Secondly, cash helps keep both personal finances and wider economies resilient. Even in countries that strongly favour cashless payments, such as Sweden and the Netherlands, the advice from central banks and financial institutions is to keep some cash in a secure place for use in emergencies. For the hopefully rare occasions when electrical or internet infrastructures fail, banknotes and coins will allow people to continue transacting—paying for essential goods and services—until connectivity and cashless options are restored.
Thirdly, there are compelling reasons to choose cash over digital either on a daily basis, or for particular purchases. Bill Maurer, an anthropology professor at the University of California, Irvine, notes that cash offers considerable benefits over digital in terms of privacy: an increasingly rare commodity in today’s world.
When I hand you a $20 bill, there is no data captured by anybody from that transaction… It’s a relatively anonymous, private thing, whereas all digital forms of payment generate data trails.
In the best cases, data trails created by digital payments can be used for targeted marketing, and monetised via sales to third parties.
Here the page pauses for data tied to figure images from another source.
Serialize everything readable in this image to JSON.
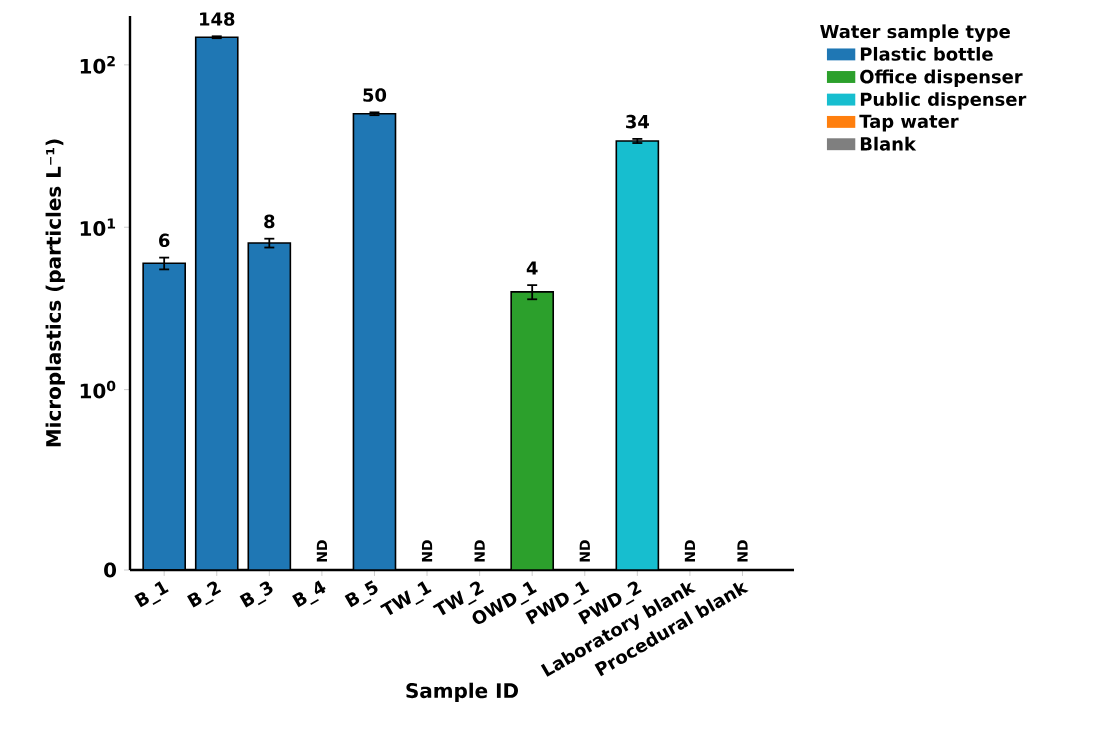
{
  "chart_data": {
    "type": "bar",
    "xlabel": "Sample ID",
    "ylabel": "Microplastics (particles L⁻¹)",
    "legend_title": "Water sample type",
    "legend": "top right",
    "categories": [
      "B_1",
      "B_2",
      "B_3",
      "B_4",
      "B_5",
      "TW_1",
      "TW_2",
      "OWD_1",
      "PWD_1",
      "PWD_2",
      "Laboratory blank",
      "Procedural blank"
    ],
    "log": "y",
    "ylim": [
      0,
      200
    ],
    "yticks": [
      0,
      {
        "value": 1,
        "label": "10$^{0}$"
      },
      {
        "value": 10,
        "label": "10$^{1}$"
      },
      {
        "value": 100,
        "label": "10$^{2}$"
      }
    ],
    "series": [
      {
        "name": "Plastic bottle",
        "color": "#1f77b4",
        "values": [
          6,
          148,
          8,
          0,
          50,
          null,
          null,
          null,
          null,
          null,
          null,
          null
        ],
        "errors": [
          0.5,
          2,
          0.5,
          null,
          1,
          null,
          null,
          null,
          null,
          null,
          null,
          null
        ],
        "value_labels": [
          "6",
          "148",
          "8",
          "ND",
          "50",
          null,
          null,
          null,
          null,
          null,
          null,
          null
        ]
      },
      {
        "name": "Office dispenser",
        "color": "#2ca02c",
        "values": [
          null,
          null,
          null,
          null,
          null,
          null,
          null,
          4,
          0,
          null,
          null,
          null
        ],
        "errors": [
          null,
          null,
          null,
          null,
          null,
          null,
          null,
          0.4,
          null,
          null,
          null,
          null
        ],
        "value_labels": [
          null,
          null,
          null,
          null,
          null,
          null,
          null,
          "4",
          "ND",
          null,
          null,
          null
        ]
      },
      {
        "name": "Public dispenser",
        "color": "#17becf",
        "values": [
          null,
          null,
          null,
          null,
          null,
          null,
          null,
          null,
          null,
          34,
          null,
          null
        ],
        "errors": [
          null,
          null,
          null,
          null,
          null,
          null,
          null,
          null,
          null,
          1,
          null,
          null
        ],
        "value_labels": [
          null,
          null,
          null,
          null,
          null,
          null,
          null,
          null,
          null,
          "34",
          null,
          null
        ]
      },
      {
        "name": "Tap water",
        "color": "#ff7f0e",
        "values": [
          null,
          null,
          null,
          null,
          null,
          0,
          0,
          null,
          null,
          null,
          null,
          null
        ],
        "value_labels": [
          null,
          null,
          null,
          null,
          null,
          "ND",
          "ND",
          null,
          null,
          null,
          null,
          null
        ]
      },
      {
        "name": "Blank",
        "color": "#7f7f7f",
        "values": [
          null,
          null,
          null,
          null,
          null,
          null,
          null,
          null,
          null,
          null,
          0,
          0
        ],
        "value_labels": [
          null,
          null,
          null,
          null,
          null,
          null,
          null,
          null,
          null,
          null,
          "ND",
          "ND"
        ]
      }
    ]
  }
}
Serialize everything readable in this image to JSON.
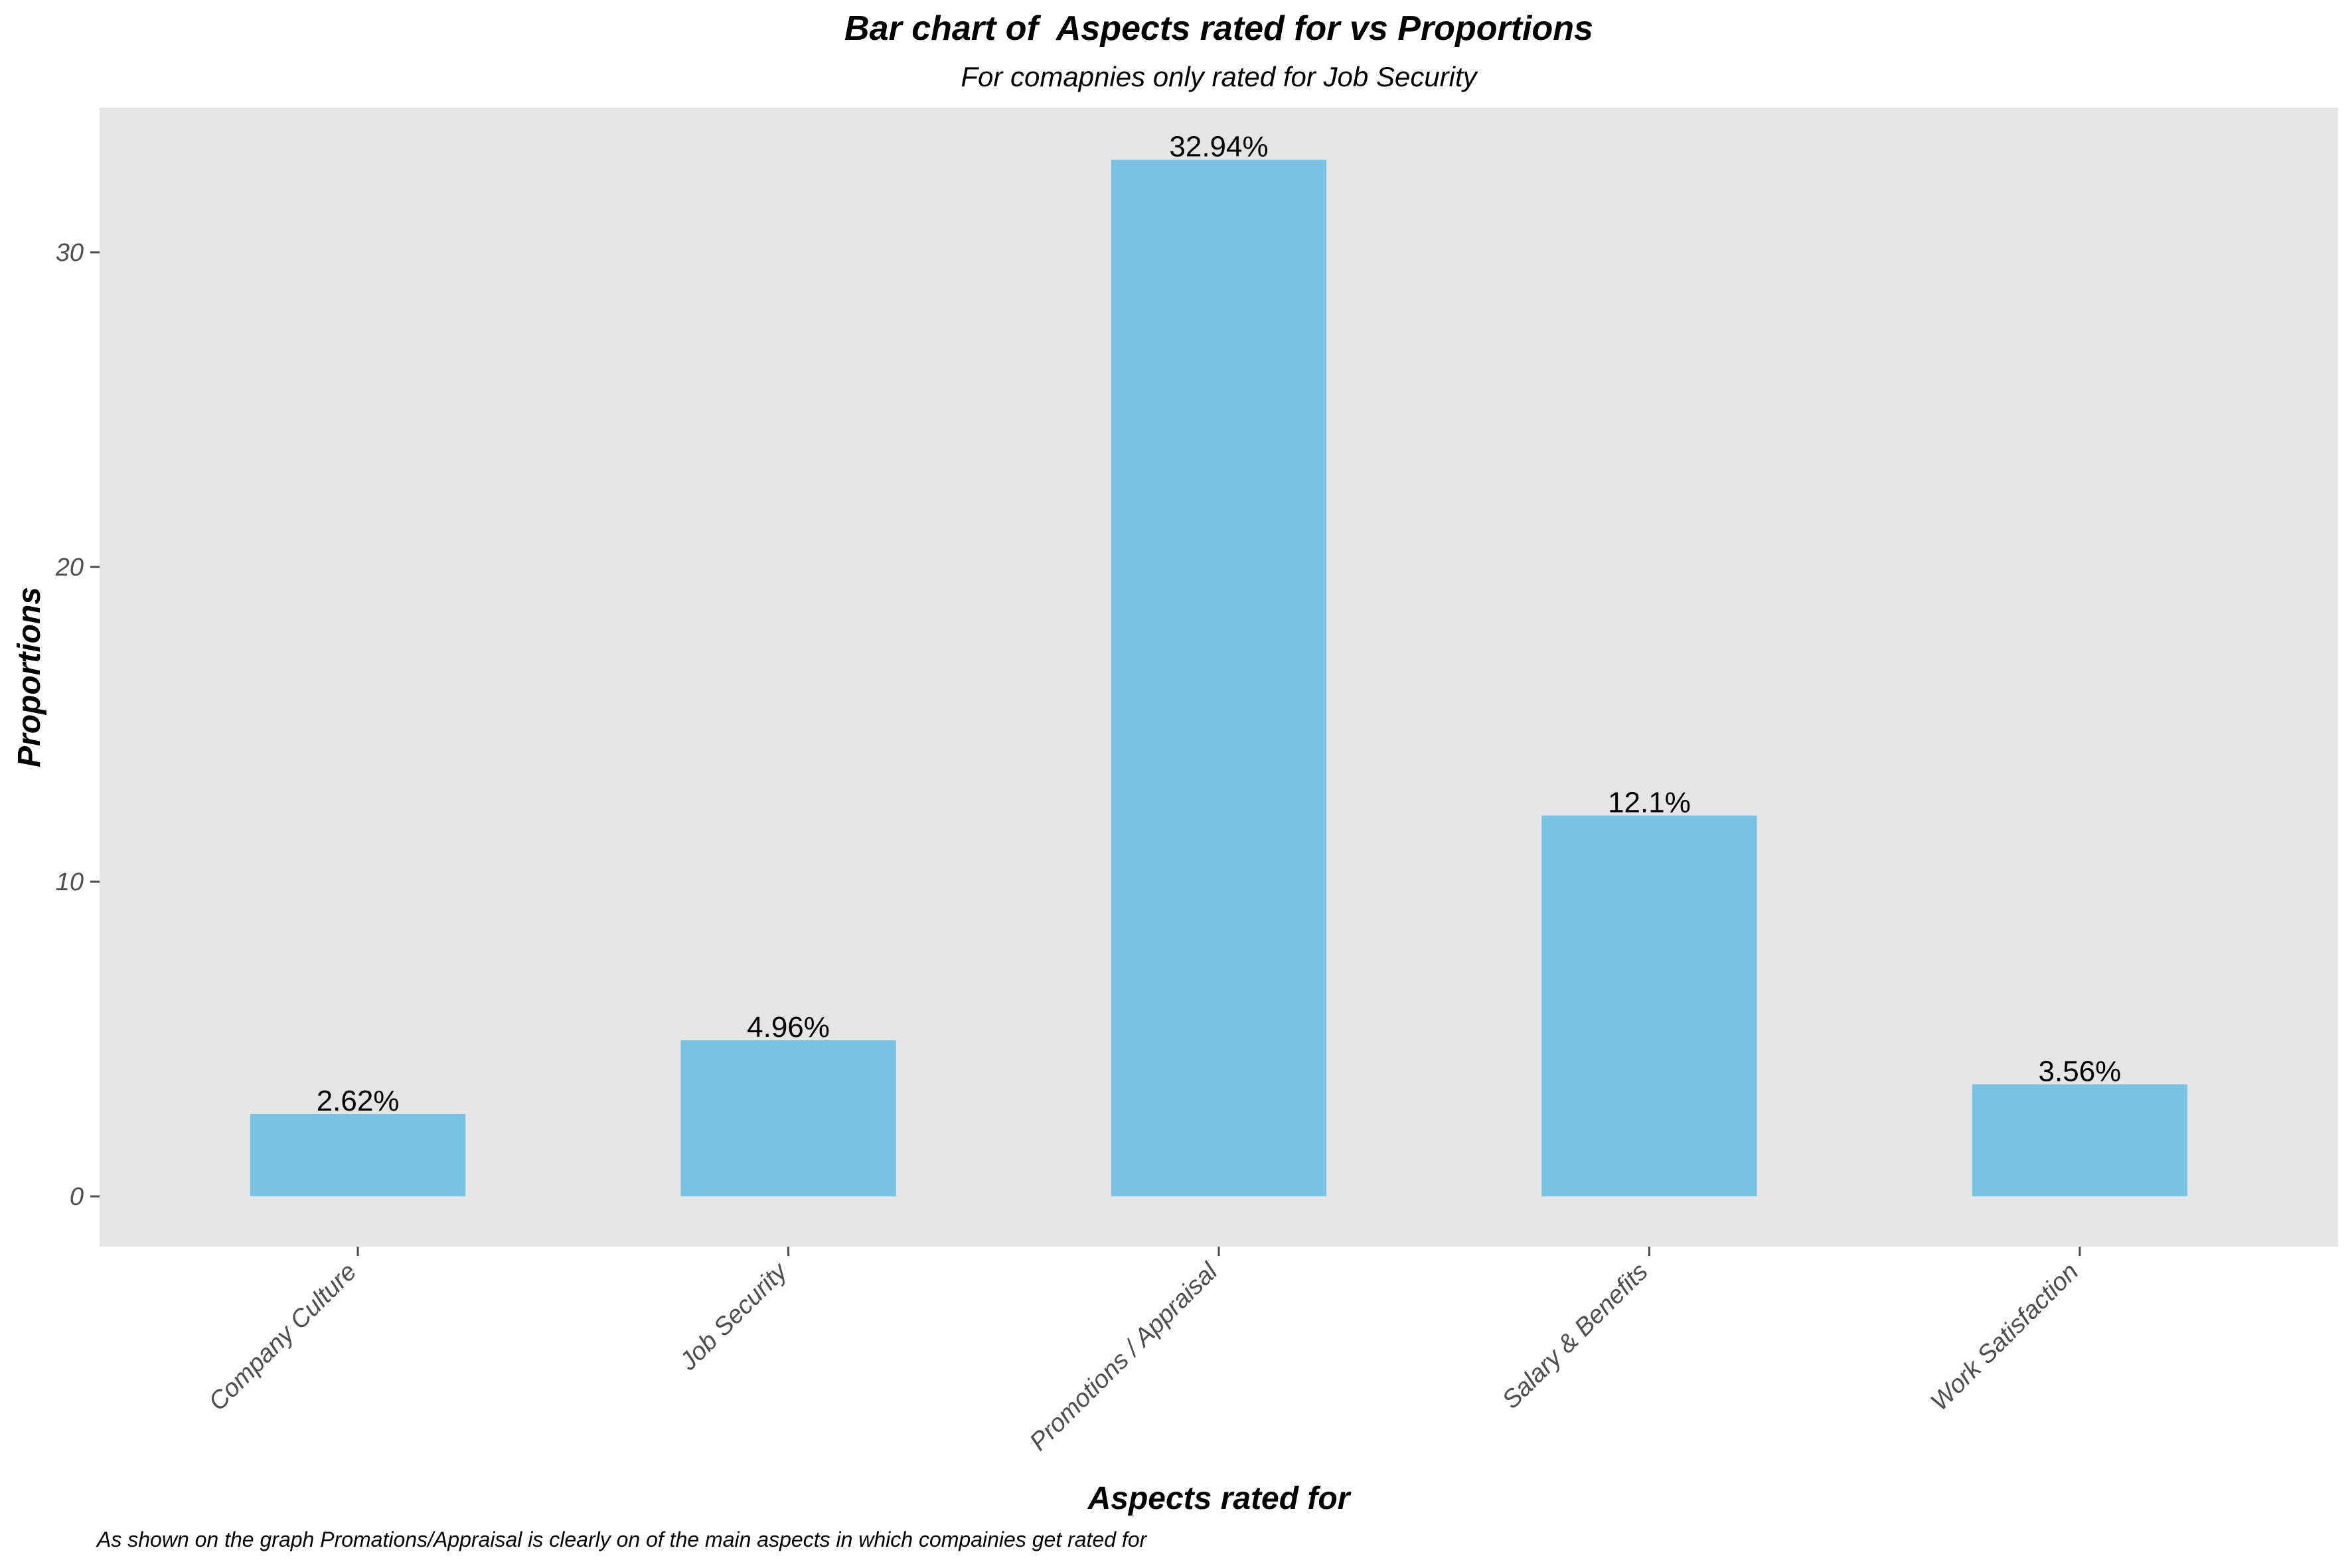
{
  "chart_data": {
    "type": "bar",
    "title": "Bar chart of  Aspects rated for vs Proportions",
    "subtitle": "For comapnies only rated for Job Security",
    "xlabel": "Aspects rated for",
    "ylabel": "Proportions",
    "caption": "As shown on the graph Promations/Appraisal is clearly on of the main aspects in which compainies get rated for",
    "categories": [
      "Company Culture",
      "Job Security",
      "Promotions / Appraisal",
      "Salary & Benefits",
      "Work Satisfaction"
    ],
    "values": [
      2.62,
      4.96,
      32.94,
      12.1,
      3.56
    ],
    "data_labels": [
      "2.62%",
      "4.96%",
      "32.94%",
      "12.1%",
      "3.56%"
    ],
    "ylim": [
      -1.6,
      34.6
    ],
    "yticks": [
      0,
      10,
      20,
      30
    ],
    "grid": false,
    "legend": "none",
    "colors": {
      "bar": "#7AC2E4",
      "panel": "#E5E5E5",
      "tick": "#4d4d4d"
    }
  }
}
They also leave personal data vulnerable to data leaks and cyberattacks. In worst-case scenarios, Maurer says ‘governments could use digital trails to surveil a population and prevent them from using mobile or digital services if they disapprove of their financial activity.’
Another reason people—especially younger generations—are choosing cash is that many find its tangible nature helps them budget, with cash-stuffing now among the most popular ‘budgeting hacks’. For those who prefer to transact using both cash and cashless, banknotes and coins are a good choice when buying non-essential items thanks to the well-researched ‘pain of payment’. This discourages frivolous spending as people are less willing to part with their hard-earned cash when they physically have to hand it over to another person, making them think more carefully about whether or not they really want something.
These benefits and more mean cash continues to be in demand, and thus supported by the Federal Reserve. ‘As long as someone wants paper money, we will always have it,’ says Maurer. Alongside this, new currency designs will continue to celebrate the cultures from which they are issued, and new technologies will be implemented to make cash even easier and more secure to use. Marketplace concludes that: ‘cash is its own form of technology’.
Cash always works. It’s a really magical technology for value transfer. All I have to do is give it to you, and then I have transferred value to you.